Charles informed me that he had survived the German Holocaust along with his sister, parents, and maternal grandparents and uncle, but the Nazis murdered his father’s parents (Jacques and Anja Mahler), sister, and her two children, and other relatives following Hitler’s invasion and occupation of Belgium, their adopted home country.

My cousin Charles related their story in hiding from August 1942 until the final armistice in Europe. His father, Georg, altered the family’s identity papers from Jewish to Christian, and they abandoned Antwerp for what they considered the relative safety of the Belgian countryside. During their plight, members of the Belgian resistance movement and other righteous Christians shepherded them throughout the remainder of the war to three separate locations as the German Gestapo followed closely at their heels. On a number of occasions, they successfully “passed” as Christian directly under the watchful gaze of unsuspecting Nazis.

Though most of the Jewish inhabitants of Antwerp ultimately perished, many survived.  However, at the National Holocaust Museum in Washington, D.C. and Yad Vashem (The Holocaust Martyrs’ and Heroes’ Remembrance Authority in Israel) one will observe “Krosno” chiseled into the glass and the stone walls listing towns and villages where Nazis and their sympathizers decimated entire Jewish communities.

I have learned many lessons in my studies of genocides perpetrated throughout the ages. Strong leaders whip up sentiments by employing dehumanizing stereotyping and scapegoating entire groups, while other citizens or entire nations often refuse to intervene. Everyone, not only the direct perpetrators of oppression, plays a key role in the genocide dramas.

On a micro level, this is also apparent, for example, in episodes of schoolyard, community-based, as well as electronic forms of bullying. According to the American Medical Association definition: “Bullying is a specific type of aggression in which the behavior is intended to harm or disturb, the behavior occurs repeatedly over time, and there is an imbalance of power, with a more powerful person or group attacking a less powerful one.”

Dan Olweus, international researcher and bullying prevention specialist, enumerates the distinctive and often overlapping roles enacted in these episodes: the person or persons who perpetrate bullying; the active followers; those who passively support, condone, or collude in the aggression; the onlookers (sometimes referred to as “bystanders”); the possible defenders; those who actually defend the targets of aggression; and those who are exposed and attacked.
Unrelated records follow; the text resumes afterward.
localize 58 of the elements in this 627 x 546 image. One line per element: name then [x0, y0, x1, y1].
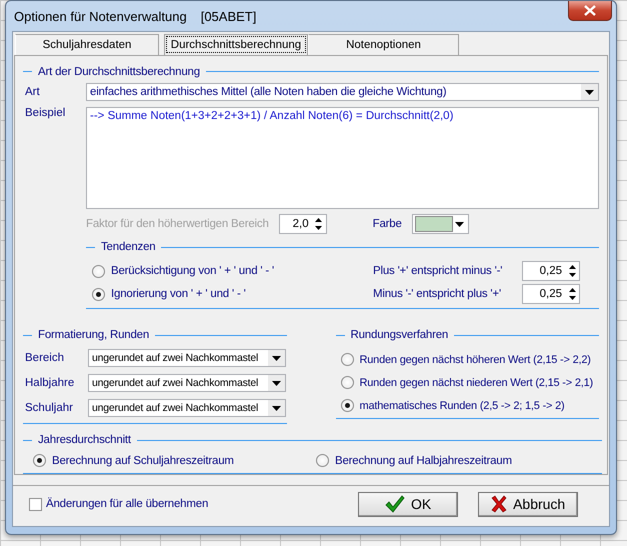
- select-field[interactable]: einfaches arithmethisches Mittel (alle Noten haben die gleiche Wichtung): [86, 83, 599, 102]
- radio-button[interactable]: [340, 399, 354, 412]
- radio-button[interactable]: [33, 454, 46, 468]
- example-text-area[interactable]: --> Summe Noten(1+3+2+2+3+1) / Anzahl Noten(6) = Durchschnitt(2,0): [86, 107, 599, 210]
- caret-icon: [272, 406, 281, 411]
- field-label: Bereich: [25, 352, 65, 364]
- window-document: [05ABET]: [200, 8, 256, 24]
- spin-field[interactable]: 0,25: [522, 284, 580, 304]
- close-icon: [584, 5, 596, 16]
- field-label: Art: [25, 86, 41, 98]
- section-legend: Rundungsverfahren: [350, 329, 448, 342]
- radio-label: Berücksichtigung von ' + ' und ' - ': [111, 265, 274, 278]
- select-field[interactable]: ungerundet auf zwei Nachkommastel: [88, 399, 286, 418]
- section-legend: Formatierung, Runden: [38, 329, 150, 342]
- tab[interactable]: Notenoptionen: [308, 34, 459, 55]
- tab[interactable]: Schuljahresdaten: [15, 34, 159, 55]
- field-label: Beispiel: [25, 107, 66, 120]
- radio-label: Berechnung auf Schuljahreszeitraum: [52, 454, 234, 467]
- dropdown-button[interactable]: [268, 350, 285, 366]
- checkbox[interactable]: [29, 498, 42, 510]
- dropdown-button[interactable]: [268, 400, 285, 416]
- cancel-button[interactable]: Abbruch: [478, 492, 578, 516]
- caret-icon: [454, 222, 464, 227]
- checkbox-label: Änderungen für alle übernehmen: [46, 498, 208, 510]
- radio-label: Runden gegen nächst niederen Wert (2,15 -> 2,1): [360, 376, 593, 389]
- radio-button[interactable]: [92, 288, 105, 301]
- radio-label: Berechnung auf Halbjahreszeitraum: [335, 454, 512, 467]
- radio-label: mathematisches Runden (2,5 -> 2; 1,5 -> 2): [360, 400, 564, 412]
- cross-icon: [491, 495, 508, 513]
- value-label: Minus '-' entspricht plus '+': [373, 288, 502, 300]
- color-label: Farbe: [372, 218, 402, 230]
- radio-label: Ignorierung von ' + ' und ' - ': [111, 288, 246, 300]
- close-button[interactable]: [568, 1, 612, 21]
- field-label: Schuljahr: [25, 402, 74, 414]
- radio-button[interactable]: [316, 454, 329, 468]
- section-legend: Tendenzen: [101, 241, 156, 254]
- ok-button[interactable]: OK: [358, 492, 458, 516]
- color-picker[interactable]: [412, 214, 469, 234]
- dropdown-button[interactable]: [581, 84, 598, 100]
- select-field[interactable]: ungerundet auf zwei Nachkommastel: [88, 349, 286, 368]
- caret-icon: [272, 356, 281, 361]
- value-label: Plus '+' entspricht minus '-': [373, 265, 504, 278]
- radio-button[interactable]: [340, 376, 354, 390]
- radio-label: Runden gegen nächst höheren Wert (2,15 -> 2,2): [360, 354, 591, 366]
- dropdown-button[interactable]: [268, 375, 285, 392]
- radio-button[interactable]: [340, 353, 354, 366]
- tab[interactable]: Durchschnittsberechnung: [164, 34, 308, 55]
- radio-button[interactable]: [92, 264, 105, 278]
- select-field[interactable]: ungerundet auf zwei Nachkommastel: [88, 374, 286, 392]
- section-legend: Jahresdurchschnitt: [38, 434, 131, 446]
- spin-field[interactable]: 0,25: [522, 261, 580, 282]
- caret-icon: [585, 90, 594, 95]
- section-legend: Art der Durchschnittsberechnung: [38, 66, 200, 78]
- check-icon: [385, 495, 406, 513]
- field-label: Halbjahre: [25, 377, 76, 390]
- factor-label: Faktor für den höherwertigen Bereich: [86, 218, 269, 230]
- caret-icon: [272, 380, 281, 386]
- window-title: Optionen für Notenverwaltung: [14, 8, 187, 24]
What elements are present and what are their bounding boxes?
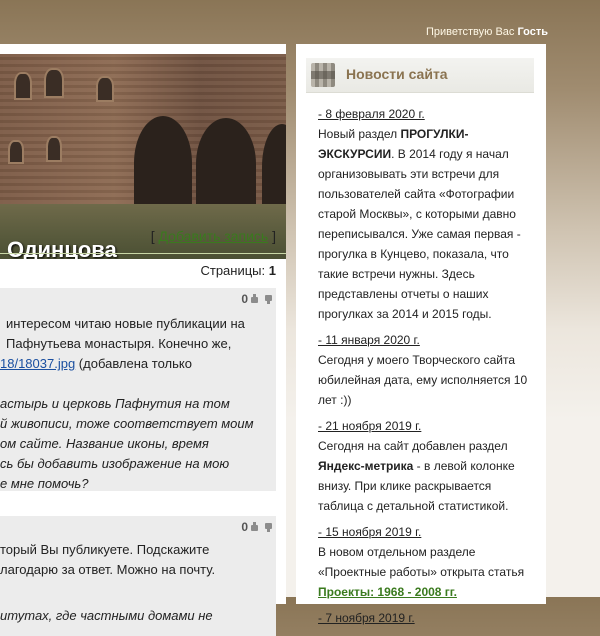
thumb-down-icon[interactable] xyxy=(263,294,272,304)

One piece of my family puzzle met a tragic end, another partial segment survived. In both instances, the bystanders determined the balance of power: in Krosno, they conspired with the oppressors, while in Antwerp, they dug deeply within themselves transitioning from bystanders into courageous, compassionate, and empathetic upstanders in the face of seemingly insurmountable odds.

Each day we all are called on to make small and larger choices and to take actions.

Donald J. Trump made his choice by either losing or refusing to refer to his moral compass when racist and anti-Semitic white supremacists and neo-Nazis descended in Charlottesville, Virginia for their so-called “Unite the Right” march and rally. His utter failure to take decisive action in words and deeds further energized the far right.

The committed and courageous anti-fascist activists, however, who came out to counter the pure and undisguised hatred of the white supremacists and neo-Nazis in Charlottesville, Boston, Los Angeles, and throughout the nation will ultimately overcome the hatred. They as “we the people” will ensure that our nation and world will not repeat the evil of the past – from genocide of First Nations’ peoples on this continent to slavery, Jim Crow, and lynching; from the rise of white supremacy and the theocratic right, to McCarthyism and Trumpism.

Which side are we on? This question brings to mind civil rights activist Eldridge Cleaver’s call to action: “If you’re not part of the solution, you’re part of the problem.”

Today as in the past, no truer words were ever uttered, for in the spectrum from occasional microaggressions to full-blown genocide, there is no such thing as an “innocent bystander.”